Para que continuem gastando 20% dá água do planeta com a indústria. A indústria do consumismo que escraviza os pobres e contempla os donos do papelzinho, que vão continuar tomando seus banhos de ofurô. Aliás, o banho de ofurô, dizem, é uma delícia e todo mundo merecia ter o direito, mas somos cooperativos e abrimos mão do banho para que a indústria do papel (o papelzinho) e celulose possa gastar mais água do que qualquer outra indústria na face da Terra.

Apenas 10% da água consumida no planeta decorrem do uso doméstico, do seu banho, da sua descarga, da sua louça limpa, do seu feijão cozido, do seu copo d’água.

Pode ser mesmo que entremos numa guerra sangrenta pela água e nos matemos porque os poderosos assim nos ordenaram. Não sei como lutar contra esses gigantes filhos do capital, mas sei que a vida é curta demais pra que eu a desperdice me curvando a eles e carregando suas culpas. A nossa vida, não a dos outros, é a única coisa que possuímos. Temos o livre arbítrio sobre ela, mas iremos perdê-la cedo ou tarde e outras pessoas viverão no mundo que deixarmos. Estamos vivendo num mundo que tem priorizado, geração após geração, o conflito, a competição, e o consumo desenfreado. Se o sistema fosse outro, teríamos água à vontade, mas vemos as coisas do jeito que o sistema nos mostra e é não interesse dele nos mostrar seu rabo sujo.

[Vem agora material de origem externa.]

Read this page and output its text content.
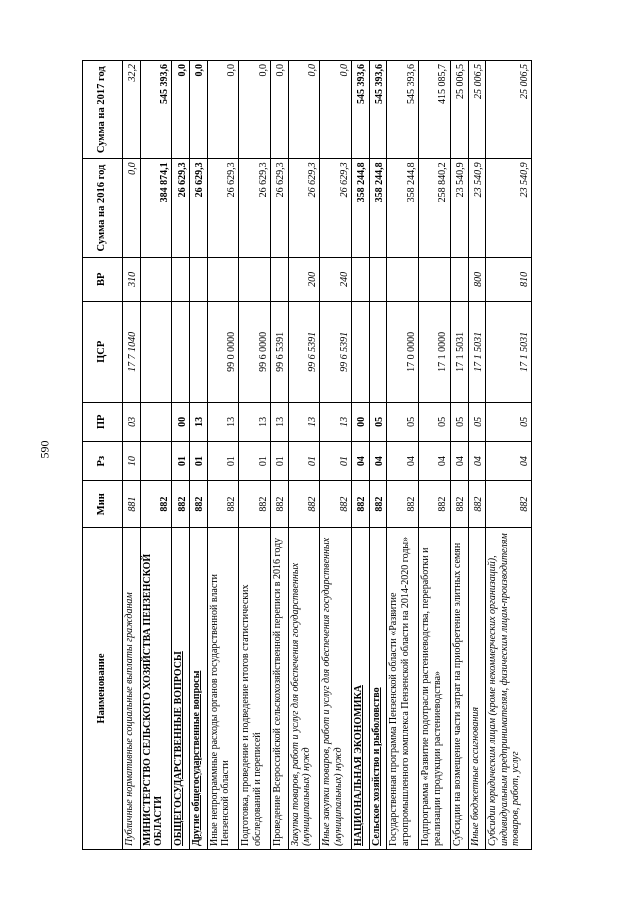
590
Наименование	Мин	Рз	ПР	ЦСР	ВР	Сумма на 2016 год	Сумма на 2017 год
Публичные нормативные социальные выплаты гражданам	881	10	03	17 7 1040	310	0,0	32,2
МИНИСТЕРСТВО СЕЛЬСКОГО ХОЗЯЙСТВА ПЕНЗЕНСКОЙ ОБЛАСТИ	882					384 874,1	545 393,6
ОБЩЕГОСУДАРСТВЕННЫЕ ВОПРОСЫ	882	01	00			26 629,3	0,0
Другие общегосударственные вопросы	882	01	13			26 629,3	0,0
Иные непрограммные расходы органов государственной власти Пензенской области	882	01	13	99 0 0000		26 629,3	0,0
Подготовка, проведение и подведение итогов статистических обследований и переписей	882	01	13	99 6 0000		26 629,3	0,0
Проведение Всероссийской сельскохозяйственной переписи в 2016 году	882	01	13	99 6 5391		26 629,3	0,0
Закупка товаров, работ и услуг для обеспечения государственных (муниципальных) нужд	882	01	13	99 6 5391	200	26 629,3	0,0
Иные закупки товаров, работ и услуг для обеспечения государственных (муниципальных) нужд	882	01	13	99 6 5391	240	26 629,3	0,0
НАЦИОНАЛЬНАЯ ЭКОНОМИКА	882	04	00			358 244,8	545 393,6
Сельское хозяйство и рыболовство	882	04	05			358 244,8	545 393,6
Государственная программа Пензенской области «Развитие агропромышленного комплекса Пензенской области на 2014-2020 годы»	882	04	05	17 0 0000		358 244,8	545 393,6
Подпрограмма «Развитие подотрасли растениеводства, переработки и реализации продукции растениеводства»	882	04	05	17 1 0000		258 840,2	415 085,7
Субсидии на возмещение части затрат на приобретение элитных семян	882	04	05	17 1 5031		23 540,9	25 006,5
Иные бюджетные ассигнования	882	04	05	17 1 5031	800	23 540,9	25 006,5
Субсидии юридическим лицам (кроме некоммерческих организаций), индивидуальным предпринимателям, физическим лицам-производителям товаров, работ, услуг	882	04	05	17 1 5031	810	23 540,9	25 006,5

Não precisamos ter marcas de valores astronômicos, não precisamos tirar fotos de mesas fartas e depois jogar a comida fora, não precisamos nos odiar. Precisamos de água! Precisamos de comida, de ar, de natureza, de amar e de aprender. De modo que quando essa guerra chegar, não contem comigo. Estarei sentindo, sem culpa, o prazer de um banho demorado, nem que seja de cachoeira e lutando, pacificamente e de mãos dadas com quem acredita na vida, contra este sistema.